JEFFERSON CITY — Unruly fans or athletes could face stiffer penalties if they attack a sports official under a bill being considered in the state House.
The legislation would create a new crime for those who assault a referee or coach at any sporting event in the state, from youth leagues to professional games.
Increased penalties would not mean a loss of yardage. An official's attacker would face up to a $1,000 fine or one year in jail.
Currently, some instances of third-degree assault are punishable with a $300 fine.
"I don't think anyone should be allowed to physically contact a sports official," said Rep. Steve Hodges, a co-sponsor of the legislation, which has yet to receive a committee hearing.
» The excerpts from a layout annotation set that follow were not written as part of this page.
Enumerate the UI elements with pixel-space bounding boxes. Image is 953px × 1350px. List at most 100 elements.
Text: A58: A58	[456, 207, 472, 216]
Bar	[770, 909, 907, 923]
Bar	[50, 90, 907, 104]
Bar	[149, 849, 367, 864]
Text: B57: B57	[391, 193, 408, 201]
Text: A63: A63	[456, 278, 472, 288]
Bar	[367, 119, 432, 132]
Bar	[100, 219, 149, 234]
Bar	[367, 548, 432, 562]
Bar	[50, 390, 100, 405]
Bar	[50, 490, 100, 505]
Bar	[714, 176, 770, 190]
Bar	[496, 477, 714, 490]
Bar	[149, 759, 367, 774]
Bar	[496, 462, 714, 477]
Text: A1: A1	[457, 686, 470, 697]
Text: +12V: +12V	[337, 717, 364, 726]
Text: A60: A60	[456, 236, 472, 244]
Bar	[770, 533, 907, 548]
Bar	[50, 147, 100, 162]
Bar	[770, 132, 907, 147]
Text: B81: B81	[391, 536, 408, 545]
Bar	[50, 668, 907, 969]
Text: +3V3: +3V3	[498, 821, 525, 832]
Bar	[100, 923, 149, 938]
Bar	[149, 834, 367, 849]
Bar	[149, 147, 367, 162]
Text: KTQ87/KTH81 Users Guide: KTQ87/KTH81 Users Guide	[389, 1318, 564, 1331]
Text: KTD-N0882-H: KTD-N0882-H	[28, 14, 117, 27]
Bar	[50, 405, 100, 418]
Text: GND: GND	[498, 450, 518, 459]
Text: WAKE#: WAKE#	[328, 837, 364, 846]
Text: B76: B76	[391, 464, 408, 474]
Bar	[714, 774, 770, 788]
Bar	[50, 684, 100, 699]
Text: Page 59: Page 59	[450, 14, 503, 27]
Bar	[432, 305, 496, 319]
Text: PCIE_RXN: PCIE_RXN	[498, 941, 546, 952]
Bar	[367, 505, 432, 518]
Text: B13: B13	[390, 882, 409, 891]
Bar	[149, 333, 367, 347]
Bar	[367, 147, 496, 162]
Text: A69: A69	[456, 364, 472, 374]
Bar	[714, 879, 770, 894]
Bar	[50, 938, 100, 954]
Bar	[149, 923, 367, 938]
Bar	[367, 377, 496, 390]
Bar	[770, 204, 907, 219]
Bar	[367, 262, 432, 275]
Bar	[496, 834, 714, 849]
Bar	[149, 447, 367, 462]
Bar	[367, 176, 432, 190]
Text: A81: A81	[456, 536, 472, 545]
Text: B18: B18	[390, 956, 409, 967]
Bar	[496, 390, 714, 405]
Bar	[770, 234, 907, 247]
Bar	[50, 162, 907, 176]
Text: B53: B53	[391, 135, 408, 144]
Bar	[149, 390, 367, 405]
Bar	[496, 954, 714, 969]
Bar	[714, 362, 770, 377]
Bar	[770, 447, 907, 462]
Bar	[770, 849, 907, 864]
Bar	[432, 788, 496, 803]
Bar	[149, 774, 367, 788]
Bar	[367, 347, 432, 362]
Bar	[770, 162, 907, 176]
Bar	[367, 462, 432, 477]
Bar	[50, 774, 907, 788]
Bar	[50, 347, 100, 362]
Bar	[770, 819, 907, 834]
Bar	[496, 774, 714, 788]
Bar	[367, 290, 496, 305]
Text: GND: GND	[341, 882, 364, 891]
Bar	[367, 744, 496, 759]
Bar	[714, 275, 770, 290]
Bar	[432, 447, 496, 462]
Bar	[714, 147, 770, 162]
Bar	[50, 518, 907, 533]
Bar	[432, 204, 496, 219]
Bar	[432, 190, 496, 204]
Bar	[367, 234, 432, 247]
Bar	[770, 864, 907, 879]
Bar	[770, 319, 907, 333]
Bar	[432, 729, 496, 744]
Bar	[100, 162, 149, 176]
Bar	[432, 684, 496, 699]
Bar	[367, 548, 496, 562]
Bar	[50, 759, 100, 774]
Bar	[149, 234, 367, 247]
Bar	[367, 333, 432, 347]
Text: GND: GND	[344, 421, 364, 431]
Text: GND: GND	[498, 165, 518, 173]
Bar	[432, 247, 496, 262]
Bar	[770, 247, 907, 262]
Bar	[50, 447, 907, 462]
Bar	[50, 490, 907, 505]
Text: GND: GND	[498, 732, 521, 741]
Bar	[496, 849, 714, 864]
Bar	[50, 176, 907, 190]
More than 20 states have increased penalties for assaulting a sports official. Most of those states have similar criminal penalties as Missouri's proposal. Oregon allows officials to sue for their injuries, and Minnesota allows its state high school sports agency to ban an attacker from games for a year.
Hodges, D-East Prairie, has been officiating football for 40 years. During that time, he has never been harmed, he said, but he knows several officials who have been attacked by upset spectators.
Even though he has not been attacked, Hodges has received his share of verbal abuse. After one football game, a drunken fan approached him and started making threats.
"I turned, I took about a step toward him and he started backing up," said Hodges, who is 6-foot-4 and weighs about 230 pounds.
A fan might be more bold with a smaller official, he said.
Jason West, a spokesman for the Missouri State High School Activities Association, said the bill is aimed toward youth leagues, where parents are more involved.
"On that level is where a law like this is going to come into play," he said. "That's where I've had most of my issues as an official."
West noted an incident in Oklahoma in which a parent was prosecuted using a similar law.
Dale Bowen helps run the Heart of America Pop Warner league in Independence. Although he said children's sports are more difficult to control, the league hasn't had any attacks in the past five years.
A uniformed police officer patrols the league's nine-field complex to help stave off incidents. If there is a problem, Bowen said, the offending person is usually escorted from the property.
Even so, Bowen supports increasing penalties for assaults on a coach or official.
"With the kids, that's the last place where we need anything like that," he said.